The results are speedy and remarkable. Paul Lanaway, a 19-year-old with speech and communication difficulties and very poor co-ordination, is mad about sport. According to his teacher, Ron Bates: “His whole life used to revolve around watching sport, but now he can play it as well.”

And Paul admits that the lessons at the college have built his confidence to such an extent that he has joined his local athletics club. He is keen to try a range of sports including tennis and badminton.

Professor John Tomlinson, chair of the Further Education Funding Council’s committee on learning difficulties and disabilities, thinks the Basildon scheme is one to highlight in his forthcoming report on learning difficulties and disabilities.

Children who receive statements of special needs while at school must be given a transitional plan covering their progress from 14 until they leave school.

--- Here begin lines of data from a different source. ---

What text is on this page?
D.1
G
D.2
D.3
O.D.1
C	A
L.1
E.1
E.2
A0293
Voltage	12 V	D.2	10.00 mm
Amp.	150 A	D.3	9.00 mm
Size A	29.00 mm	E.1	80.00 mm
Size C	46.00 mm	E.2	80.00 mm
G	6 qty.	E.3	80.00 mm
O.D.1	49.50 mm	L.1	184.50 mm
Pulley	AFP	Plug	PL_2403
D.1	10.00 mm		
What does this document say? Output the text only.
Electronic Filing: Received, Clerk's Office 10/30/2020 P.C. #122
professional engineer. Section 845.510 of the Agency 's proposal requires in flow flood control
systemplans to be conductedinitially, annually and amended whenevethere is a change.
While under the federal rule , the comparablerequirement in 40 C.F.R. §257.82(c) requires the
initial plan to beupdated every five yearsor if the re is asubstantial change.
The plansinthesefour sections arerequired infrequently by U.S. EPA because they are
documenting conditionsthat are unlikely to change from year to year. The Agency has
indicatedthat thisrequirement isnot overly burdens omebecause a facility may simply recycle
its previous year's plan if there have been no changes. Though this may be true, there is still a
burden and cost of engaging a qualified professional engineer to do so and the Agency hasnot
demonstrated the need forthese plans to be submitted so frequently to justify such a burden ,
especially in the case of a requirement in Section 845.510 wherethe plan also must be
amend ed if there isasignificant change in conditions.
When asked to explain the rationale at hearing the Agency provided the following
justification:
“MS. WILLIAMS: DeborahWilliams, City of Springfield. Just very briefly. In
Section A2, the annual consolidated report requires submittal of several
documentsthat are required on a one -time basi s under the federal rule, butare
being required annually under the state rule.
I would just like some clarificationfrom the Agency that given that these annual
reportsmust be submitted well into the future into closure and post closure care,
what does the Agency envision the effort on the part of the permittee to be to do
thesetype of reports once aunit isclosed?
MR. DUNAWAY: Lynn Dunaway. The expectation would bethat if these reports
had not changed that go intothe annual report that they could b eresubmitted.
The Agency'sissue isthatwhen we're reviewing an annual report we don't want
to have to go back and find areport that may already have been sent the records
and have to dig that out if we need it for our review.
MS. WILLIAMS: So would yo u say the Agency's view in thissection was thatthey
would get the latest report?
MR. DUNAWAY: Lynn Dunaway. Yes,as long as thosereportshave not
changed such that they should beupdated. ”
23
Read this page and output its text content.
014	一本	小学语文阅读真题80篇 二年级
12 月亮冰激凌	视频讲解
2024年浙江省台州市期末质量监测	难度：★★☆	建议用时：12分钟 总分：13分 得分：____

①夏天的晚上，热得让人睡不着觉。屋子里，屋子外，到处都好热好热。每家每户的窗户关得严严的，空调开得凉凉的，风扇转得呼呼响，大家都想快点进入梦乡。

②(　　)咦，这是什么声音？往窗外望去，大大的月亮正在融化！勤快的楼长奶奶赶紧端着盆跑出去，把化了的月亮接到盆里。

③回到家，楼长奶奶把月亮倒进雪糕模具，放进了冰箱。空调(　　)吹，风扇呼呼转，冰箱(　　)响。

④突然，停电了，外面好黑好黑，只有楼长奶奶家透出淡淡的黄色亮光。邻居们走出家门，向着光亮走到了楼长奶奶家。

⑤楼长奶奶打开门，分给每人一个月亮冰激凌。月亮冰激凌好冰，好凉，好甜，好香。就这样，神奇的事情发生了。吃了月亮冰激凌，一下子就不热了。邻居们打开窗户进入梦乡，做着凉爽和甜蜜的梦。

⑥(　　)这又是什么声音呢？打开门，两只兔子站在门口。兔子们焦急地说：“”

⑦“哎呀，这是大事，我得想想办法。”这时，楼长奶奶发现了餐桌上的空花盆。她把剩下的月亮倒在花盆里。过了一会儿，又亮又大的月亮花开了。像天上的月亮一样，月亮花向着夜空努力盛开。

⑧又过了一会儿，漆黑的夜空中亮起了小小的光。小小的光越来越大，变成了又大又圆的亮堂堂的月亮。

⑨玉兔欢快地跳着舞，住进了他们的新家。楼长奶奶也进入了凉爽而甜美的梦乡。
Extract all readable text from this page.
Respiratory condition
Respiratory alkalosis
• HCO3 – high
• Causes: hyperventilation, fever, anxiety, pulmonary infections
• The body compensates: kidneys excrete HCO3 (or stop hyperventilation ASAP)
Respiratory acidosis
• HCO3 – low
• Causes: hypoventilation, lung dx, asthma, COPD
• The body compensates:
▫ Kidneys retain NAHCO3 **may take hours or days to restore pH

The 1993 Further and Higher Education Act had set up one end of the bridge to lifelong progress for children with special needs.

“It is in FE that the other end of that bridge must be built,” Professor Tomlinson said. “Colleges and career officers must be involved in transition planning and be ready for when a person is brought across, if that is what they want. Something like the Basildon scheme is a good example of that.”

The college started by helping out the special schools with PE, drama and other facilities they could not afford. As well as providing curriculum support, the scheme has given pupils a first-hand experience of college life and a chance to mix with the students whom they might shortly join on FE courses.

The greatest success so far has been with 14 to 16-year-olds with moderate learning difficulties. Next year, nearly half the 20 students from two local special schools are set to enrol on college courses. Attending college now allows them to get to know the staff and environment. Dave Dennis, a teacher from Castledon special school, pointed out: “A lot of them have been at the same school since they were four or five. This is their first experience of transition.”

A perhaps greater challenge has come from another link with Elmbrook special school for 16 to 19-year-olds with severe learning difficulties, which Paul Lanaway attends. He found renewed confidence through games of non-stop cricket and lobbing or catching the ball.

Three-quarters of the PE lesson is meant to be fun, but the lessons are also aimed at improving co-ordination and teamwork. And, in a wider programme involving parents and carers, the college and link schools encourage pupils to think about their futures.

Kerry Harris, 18, suffering from spina bifida, had wanted to work with computers at the college and only reluctantly joined in with the sports activities. But that quickly changed. “I enjoy wheelchair racing and hitting with the cricket bat. It’s helped me feel good about myself.”

And from there, the confidence spreads. Sport and drama sessions for Elmbrook pupils are led by the college staff but include teachers from the special school. Although college students do not join the pupils for lessons, everyone meets in the canteen.

For many special needs pupils it is this interaction with their own age group which brings about a fundamental and necessary change in personality, said Mr Bates.

Workshops for the FEFC inquiry, organised by SKILL, the National Bureau for Students with Learning Difficulties and Disabilities, found the transition to college least stressful when pupils with special needs had friends at the college.

According to SKILL director Deborah Cooper, a Tomlinson committee member, the familiarisation which pupils experienced was vital. “Schools tend to be much smaller and cosier. Once a student goes to college, they face a bigger and bolder world.”